I found out the real story. He had been a kid, just like them, in 1943 in the middle of World War II. He graduated from high school and went into the Navy to serve his country. And he was on board a ship when it got torpedoed in the Pacific. We don’t know exactly what happened on that ship, but we can imagine the terror of flames and explosions. Eventually the order was given to abandon ship, and that young man, hardly a year out of high school, went into the sea.
Hours later he was pulled from the waves, physically undamaged. But sometime in the crisis, from the chaos on deck and into the water, he lost his mind. It turned inside itself, and he was never the same. High school kids sign up for the military, and they know the risks. They might die in combat, or come home injured or even disfigured. But they don’t think about losing themselves out there in the battle. But that’s what happened to him.
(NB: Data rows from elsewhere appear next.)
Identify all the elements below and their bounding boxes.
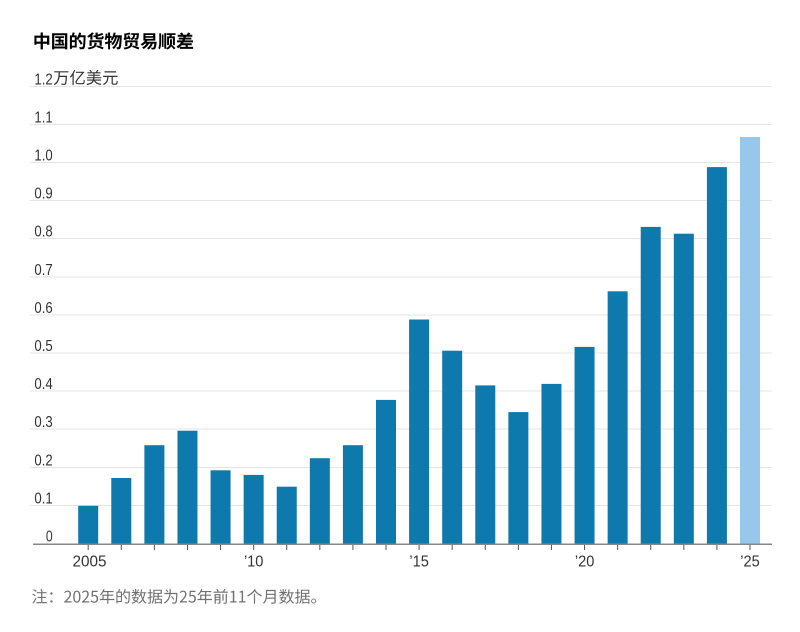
- svg-text:2005: 2005: [73, 554, 107, 571]
- svg-text:’15: ’15: [409, 554, 429, 571]
- svg-text:’10: ’10: [244, 554, 264, 571]
- svg-text:1.1: 1.1: [34, 109, 52, 126]
- svg-text:0.9: 0.9: [34, 186, 52, 203]
- svg-text:0.2: 0.2: [34, 452, 52, 469]
- svg-text:0.5: 0.5: [34, 338, 52, 355]
- svg-text:0.4: 0.4: [34, 376, 52, 393]
- svg-text:1.2: 1.2: [34, 71, 52, 88]
- svg-text:0.1: 0.1: [34, 490, 52, 507]
- svg-text:1.0: 1.0: [34, 148, 52, 165]
- svg-text:0.8: 0.8: [34, 224, 52, 241]
- svg-text:0.7: 0.7: [34, 262, 52, 279]
- svg-text:0.3: 0.3: [34, 414, 52, 431]
- svg-text:0: 0: [46, 529, 53, 546]
- svg-text:’20: ’20: [575, 554, 595, 571]
- svg-text:0.6: 0.6: [34, 300, 52, 317]
- svg-text:’25: ’25: [740, 554, 760, 571]
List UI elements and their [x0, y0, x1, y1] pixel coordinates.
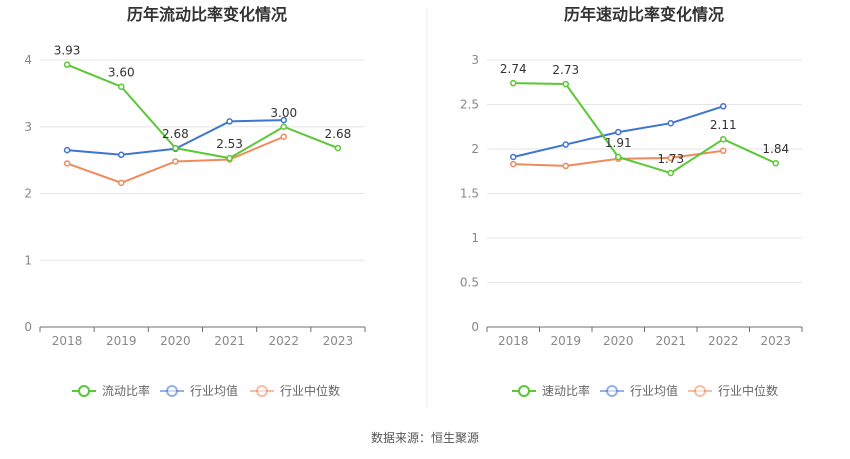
- data-label: 3.00: [270, 106, 297, 120]
- current-ratio-chart: 历年流动比率变化情况 0 1 2 3 4 2018 2019 2020 2021 2022 2023 3…: [24, 5, 366, 398]
- data-point: [118, 179, 125, 187]
- series-line: [66, 63, 339, 160]
- data-point: [510, 153, 517, 161]
- data-point: [280, 133, 287, 141]
- data-label: 2.53: [216, 137, 243, 151]
- data-label: 2.68: [325, 127, 352, 141]
- legend-label: 行业均值: [190, 383, 238, 398]
- data-label: 2.73: [552, 63, 579, 77]
- x-tick-label: 2018: [498, 334, 529, 348]
- x-tick-label: 2022: [268, 334, 299, 348]
- legend-label: 行业中位数: [718, 383, 778, 398]
- data-label: 3.93: [54, 44, 81, 58]
- data-point: [63, 146, 71, 154]
- x-tick-label: 2022: [708, 334, 739, 348]
- x-tick-label: 2019: [550, 334, 581, 348]
- data-point: [510, 79, 517, 87]
- y-tick-label: 0: [24, 320, 32, 334]
- y-tick-label: 2: [471, 142, 479, 156]
- data-point: [562, 80, 569, 88]
- legend-item: 行业均值: [600, 383, 678, 398]
- data-label: 1.73: [657, 152, 684, 166]
- x-tick-label: 2018: [52, 334, 83, 348]
- data-label: 3.60: [108, 66, 135, 80]
- legend-swatch-marker: [694, 385, 706, 397]
- data-point: [562, 162, 569, 170]
- y-tick-label: 1: [471, 231, 479, 245]
- y-tick-label: 0: [471, 320, 479, 334]
- data-point: [63, 160, 71, 167]
- y-tick-label: 4: [24, 53, 32, 67]
- data-label: 2.74: [500, 62, 527, 76]
- legend-item: 行业中位数: [688, 383, 778, 398]
- x-tick-label: 2020: [603, 334, 634, 348]
- data-point: [667, 169, 674, 177]
- legend-item: 行业中位数: [250, 383, 340, 398]
- legend-item: 行业均值: [160, 383, 238, 398]
- data-point: [334, 144, 342, 152]
- legend-label: 行业均值: [630, 383, 678, 398]
- data-point: [226, 118, 233, 125]
- legend-swatch-marker: [78, 385, 90, 397]
- data-point: [772, 159, 779, 167]
- data-label: 1.84: [762, 142, 789, 156]
- legend-item: 流动比率: [72, 383, 150, 398]
- y-tick-label: 2: [24, 187, 32, 201]
- legend-label: 流动比率: [102, 383, 150, 398]
- data-point: [562, 141, 569, 148]
- x-tick-label: 2021: [655, 334, 686, 348]
- data-point: [280, 116, 287, 124]
- data-label: 2.68: [162, 127, 189, 141]
- data-point: [615, 153, 622, 161]
- data-point: [720, 135, 727, 143]
- data-point: [172, 158, 179, 165]
- data-point: [63, 61, 71, 68]
- legend-swatch-marker: [256, 385, 268, 397]
- legend-swatch-marker: [166, 385, 178, 397]
- data-point: [667, 119, 674, 127]
- legend-swatch-marker: [518, 385, 530, 397]
- data-point: [280, 123, 287, 130]
- chart-title: 历年速动比率变化情况: [564, 5, 724, 24]
- y-tick-label: 2.5: [460, 98, 479, 112]
- legend-label: 速动比率: [542, 383, 590, 398]
- data-point: [118, 83, 125, 90]
- y-tick-label: 1: [24, 253, 32, 267]
- data-point: [720, 147, 727, 155]
- legend-label: 行业中位数: [280, 383, 340, 398]
- x-tick-label: 2023: [760, 334, 791, 348]
- data-point: [510, 160, 517, 168]
- data-label: 2.11: [710, 118, 737, 132]
- x-tick-label: 2023: [323, 334, 354, 348]
- x-tick-label: 2019: [106, 334, 137, 348]
- quick-ratio-chart: 历年速动比率变化情况 0 0.5 1 1.5 2 2.5 3 2018 2019 2020 2021 2…: [460, 5, 803, 398]
- data-label: 1.91: [605, 136, 632, 150]
- source-note: 数据来源：恒生聚源: [370, 431, 479, 445]
- x-tick-label: 2020: [160, 334, 191, 348]
- data-point: [172, 144, 179, 152]
- data-point: [118, 151, 125, 159]
- legend-item: 速动比率: [512, 383, 590, 398]
- data-point: [226, 154, 233, 162]
- y-tick-label: 3: [471, 53, 479, 67]
- legend-swatch-marker: [606, 385, 618, 397]
- data-point: [615, 128, 622, 136]
- data-point: [667, 154, 674, 162]
- chart-title: 历年流动比率变化情况: [127, 5, 287, 24]
- y-tick-label: 3: [24, 120, 32, 134]
- series-line: [513, 82, 777, 175]
- y-tick-label: 1.5: [460, 187, 479, 201]
- data-point: [720, 103, 727, 110]
- x-tick-label: 2021: [214, 334, 245, 348]
- y-tick-label: 0.5: [460, 276, 479, 290]
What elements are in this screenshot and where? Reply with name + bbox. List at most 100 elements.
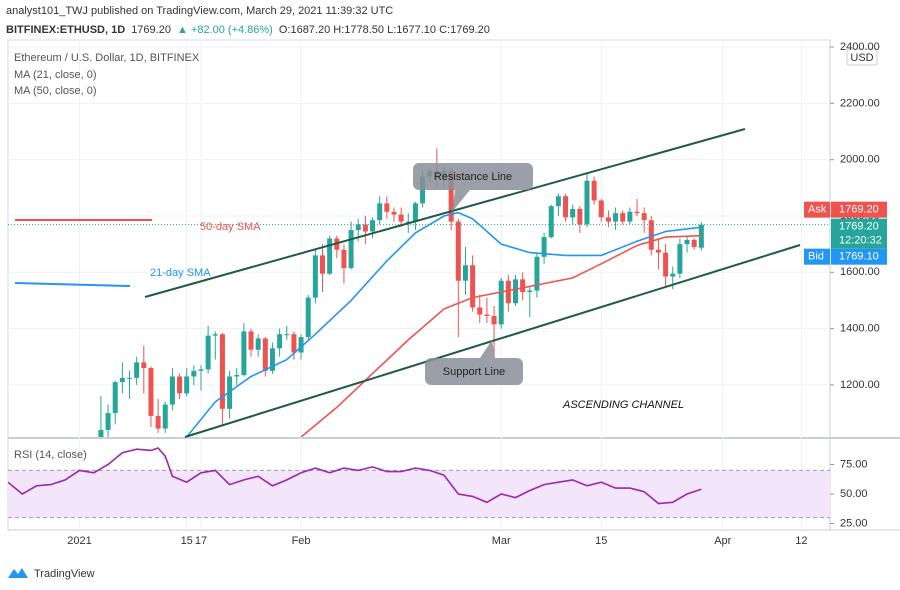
footer-brand: TradingView [34,568,95,580]
price-tag-name-box [804,201,830,218]
candle-body [362,224,368,232]
candle-body [498,280,504,325]
y-tick-label: 1200.00 [840,379,880,391]
quote-line: BITFINEX:ETHUSD, 1D 1769.20 ▲ +82.00 (+4.8… [6,24,490,36]
candle-body [591,180,597,201]
sma21-label: 21-day SMA [150,267,211,279]
y-tick-label: 2400.00 [840,41,880,53]
symbol: BITFINEX:ETHUSD, 1D [6,24,125,36]
candle-body [520,279,526,292]
candle-body [534,256,540,291]
y-tick-label: 75.00 [840,458,868,470]
candle-body [691,239,697,247]
candle-body [355,224,361,231]
candle-body [455,221,461,281]
candle-body [677,244,683,274]
resistance-label: Resistance Line [434,171,512,183]
candle-body [462,265,468,281]
candle-body [512,279,518,304]
y-tick-label: 1600.00 [840,266,880,278]
candle-body [112,382,118,414]
candle-body [134,362,140,378]
candle-body [269,348,275,371]
currency: USD [850,52,873,64]
candle-body [391,211,397,215]
y-tick-label: 2000.00 [840,154,880,166]
y-tick-label: 2200.00 [840,97,880,109]
candle-body [377,203,383,221]
candle-body [191,370,197,377]
candle-body [655,249,661,253]
legend-entry: MA (21, close, 0) [14,69,97,81]
candle-body [405,221,411,223]
candle-body [470,265,476,308]
publish-line: analyst101_TWJ published on TradingView.… [6,5,393,17]
candle-body [477,307,483,315]
candle-body [563,196,569,218]
candle-body [298,337,304,353]
candle-body [169,376,175,405]
channel-lower [184,244,801,438]
candle-body [648,220,654,250]
candle-body [484,314,490,316]
candle-body [627,211,633,222]
candle-body [555,196,561,207]
last: 1769.20 [131,24,171,36]
x-tick-label: Feb [292,535,311,547]
candle-body [548,206,554,238]
candle-body [505,280,511,304]
price-tag-name: Ask [808,204,827,216]
candle-body [312,255,318,298]
candle-body [698,224,704,248]
ohlc: O:1687.20 H:1778.50 L:1677.10 C:1769.20 [279,24,490,36]
price-tag-value: 1769.20 [839,204,879,216]
sma50-label: 50-day SMA [200,221,261,233]
candle-body [98,429,104,437]
candle-body [663,252,669,277]
x-tick-label: 12 [795,535,807,547]
candle-body [491,315,497,325]
candle-body [398,214,404,222]
candle-body [255,338,261,350]
moving-average [300,234,702,437]
y-tick-label: 50.00 [840,488,868,500]
candle-body [541,237,547,257]
candle-body [262,338,268,371]
legend-entry: MA (50, close, 0) [14,85,97,97]
price-tag-name: Bid [808,251,824,263]
candle-body [241,331,247,376]
candle-body [177,376,183,394]
candle-body [291,334,297,353]
candle-body [284,334,290,336]
candle-body [162,404,168,429]
candle-body [212,334,218,336]
x-tick-label: Apr [714,535,731,547]
logo [8,568,28,578]
candle-body [570,208,576,218]
candle-body [577,208,583,225]
candle-body [248,331,254,350]
candle-body [127,377,133,379]
candle-body [412,203,418,222]
rsi-title: RSI (14, close) [14,449,87,461]
candle-body [148,368,154,416]
candle-body [320,255,326,274]
price-tag-value: 1769.10 [839,251,879,263]
callout-pointer [480,340,495,358]
candle-body [327,238,333,274]
candle-body [670,273,676,277]
price-tag [831,201,887,218]
candle-body [119,377,125,383]
candle-body [370,220,376,232]
currency-box [846,48,878,66]
candle-body [613,213,619,222]
chart-title: Ethereum / U.S. Dollar, 1D, BITFINEX [14,52,200,64]
callout-pointer [452,190,470,212]
candle-body [584,180,590,225]
resistance-callout [413,163,533,190]
candle-body [155,415,161,429]
rsi-band [8,470,830,518]
moving-average [186,211,702,437]
x-tick-label: Mar [492,535,511,547]
price-tag-name-box [804,248,830,265]
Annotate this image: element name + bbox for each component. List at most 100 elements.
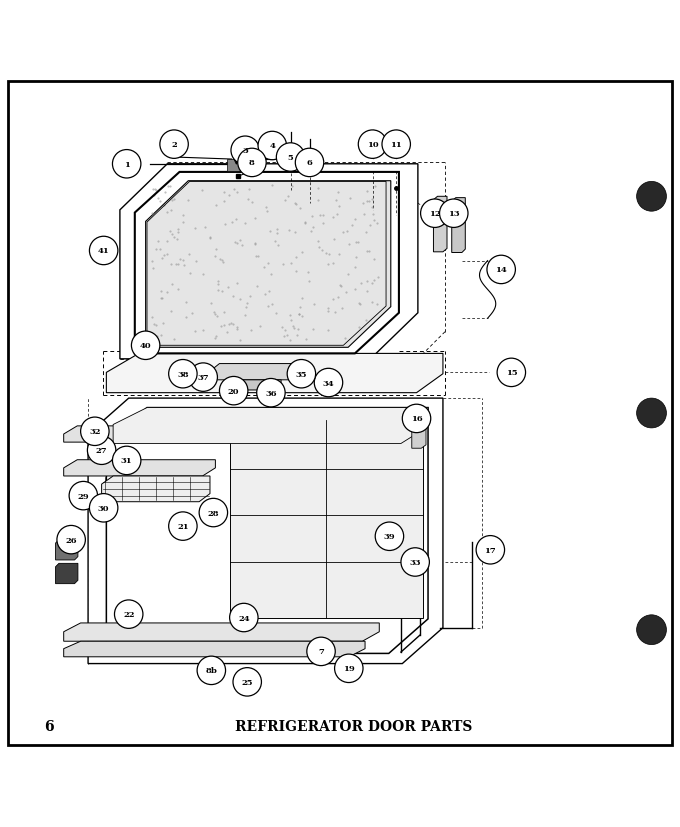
Circle shape	[220, 377, 248, 405]
Circle shape	[487, 256, 515, 284]
Text: 39: 39	[384, 533, 395, 541]
Text: 8b: 8b	[205, 667, 218, 675]
Text: 8: 8	[249, 160, 255, 167]
Text: 3: 3	[242, 147, 248, 155]
Circle shape	[335, 654, 363, 683]
Circle shape	[403, 404, 430, 433]
Text: 31: 31	[121, 457, 133, 465]
Circle shape	[497, 359, 526, 387]
Polygon shape	[64, 460, 216, 476]
Text: 1: 1	[124, 160, 130, 169]
Circle shape	[114, 600, 143, 629]
Circle shape	[258, 132, 286, 160]
Text: 20: 20	[228, 387, 239, 395]
Circle shape	[169, 512, 197, 541]
Text: 16: 16	[411, 415, 422, 423]
Text: REFRIGERATOR DOOR PARTS: REFRIGERATOR DOOR PARTS	[235, 719, 472, 733]
Circle shape	[112, 447, 141, 475]
Text: 38: 38	[177, 370, 188, 378]
Circle shape	[189, 363, 218, 392]
Text: 15: 15	[505, 369, 517, 377]
Circle shape	[636, 182, 666, 212]
Circle shape	[88, 437, 116, 465]
Circle shape	[421, 200, 449, 228]
Circle shape	[233, 668, 261, 696]
Polygon shape	[64, 642, 365, 657]
Circle shape	[197, 657, 226, 685]
Polygon shape	[120, 165, 418, 360]
Circle shape	[358, 131, 387, 159]
Circle shape	[81, 418, 109, 446]
Circle shape	[287, 360, 316, 389]
Circle shape	[131, 332, 160, 360]
Text: 5: 5	[288, 154, 294, 162]
Text: 21: 21	[177, 523, 188, 530]
Circle shape	[231, 136, 259, 165]
Text: 12: 12	[429, 210, 441, 218]
Text: 40: 40	[140, 342, 152, 350]
Text: 11: 11	[390, 141, 402, 149]
Circle shape	[307, 638, 335, 666]
Text: 6: 6	[44, 719, 54, 733]
Text: 4: 4	[269, 142, 275, 151]
Text: 22: 22	[123, 610, 135, 619]
Circle shape	[382, 131, 411, 159]
Polygon shape	[64, 624, 379, 642]
Circle shape	[439, 200, 468, 228]
Polygon shape	[113, 408, 428, 444]
Circle shape	[199, 499, 228, 527]
Text: 26: 26	[65, 536, 77, 544]
Text: 34: 34	[323, 379, 335, 387]
Text: 30: 30	[98, 504, 109, 512]
Polygon shape	[56, 564, 78, 584]
Circle shape	[257, 379, 285, 408]
Text: 7: 7	[318, 648, 324, 656]
Circle shape	[476, 536, 505, 564]
Polygon shape	[88, 399, 443, 664]
Text: 24: 24	[238, 614, 250, 622]
Polygon shape	[412, 420, 426, 449]
Circle shape	[90, 237, 118, 265]
Circle shape	[375, 523, 404, 551]
Text: 14: 14	[495, 266, 507, 274]
Polygon shape	[101, 476, 210, 502]
Text: 28: 28	[207, 509, 219, 517]
Circle shape	[295, 149, 324, 178]
Text: 36: 36	[265, 390, 277, 397]
Text: 2: 2	[171, 141, 177, 149]
Circle shape	[238, 149, 266, 178]
Polygon shape	[452, 198, 465, 253]
Polygon shape	[222, 380, 281, 390]
Text: 33: 33	[409, 558, 421, 566]
Polygon shape	[231, 420, 423, 618]
Circle shape	[230, 604, 258, 632]
Text: 10: 10	[367, 141, 378, 149]
Circle shape	[314, 369, 343, 397]
Bar	[227, 160, 246, 172]
Polygon shape	[106, 354, 443, 393]
Polygon shape	[433, 197, 447, 252]
Polygon shape	[56, 540, 78, 560]
Text: 25: 25	[241, 678, 253, 686]
Circle shape	[169, 360, 197, 389]
Circle shape	[112, 151, 141, 179]
Circle shape	[636, 399, 666, 428]
Text: 19: 19	[343, 665, 355, 672]
Polygon shape	[146, 181, 391, 348]
Circle shape	[401, 548, 429, 576]
Circle shape	[636, 615, 666, 645]
Polygon shape	[209, 364, 305, 380]
Text: 13: 13	[448, 210, 460, 218]
Text: 37: 37	[197, 374, 209, 381]
Circle shape	[69, 482, 97, 510]
Text: 41: 41	[98, 247, 109, 256]
Text: 6: 6	[307, 160, 313, 167]
Circle shape	[57, 526, 86, 554]
Circle shape	[90, 494, 118, 523]
Text: 32: 32	[89, 428, 101, 436]
Text: 35: 35	[296, 370, 307, 378]
Circle shape	[276, 144, 305, 172]
Text: 17: 17	[484, 546, 496, 554]
Text: 29: 29	[78, 492, 89, 500]
Circle shape	[160, 131, 188, 159]
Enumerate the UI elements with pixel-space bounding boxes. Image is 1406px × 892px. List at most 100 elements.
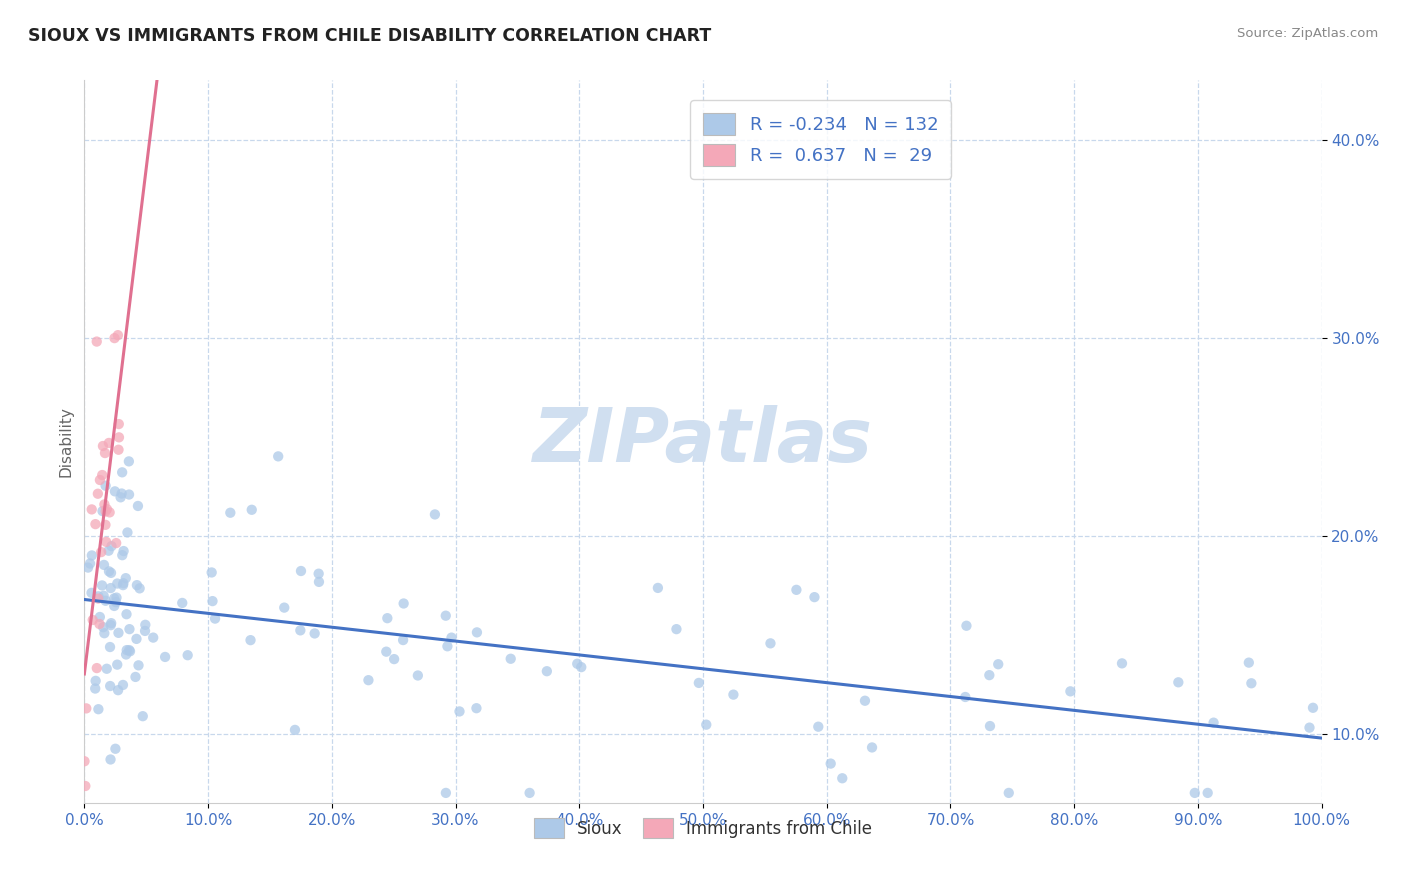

He lived with family here in town, and every morning he’d walk the streets, talking to himself. The local restaurants knew his story, and he had a free coffee or breakfast whenever he stopped. He was our little town’s “memorial” to the ultimate sacrifices of war.
A New Monument
And the second is about Mom and Dad. It was around 2007, and they had not visited the new World War II monument in Washington. So we loaded up in my Suburban, and did the trip “overland” along US 50 to the Capital. It would be their last time to go, and we couldn’t walk the miles we used to in DC. But we could go to the Mall, and Mom and Dad could see the new memorial to “Their War”: to them.
Mom was in a wheelchair to save her strength, and the three of us explored the beautiful columns and water features of the monument to the “Greatest Generation”. But what really struck them were the engravings on the wall, depicting iconic images of the War. You could not only see them, but feel them, touching the figures in the bronze pictures. Mom cried, Dad was solemn, and folks came up and thanked them for their service. There were others from “the War” there as well, and Mom and Dad shared “the honor” with all those other World War II vets; and all that did not live to see the monument.
I’m glad I could take them to see it. I’m honored that I was able to share that experience with them. And I wish I could talk to them about it on the phone today.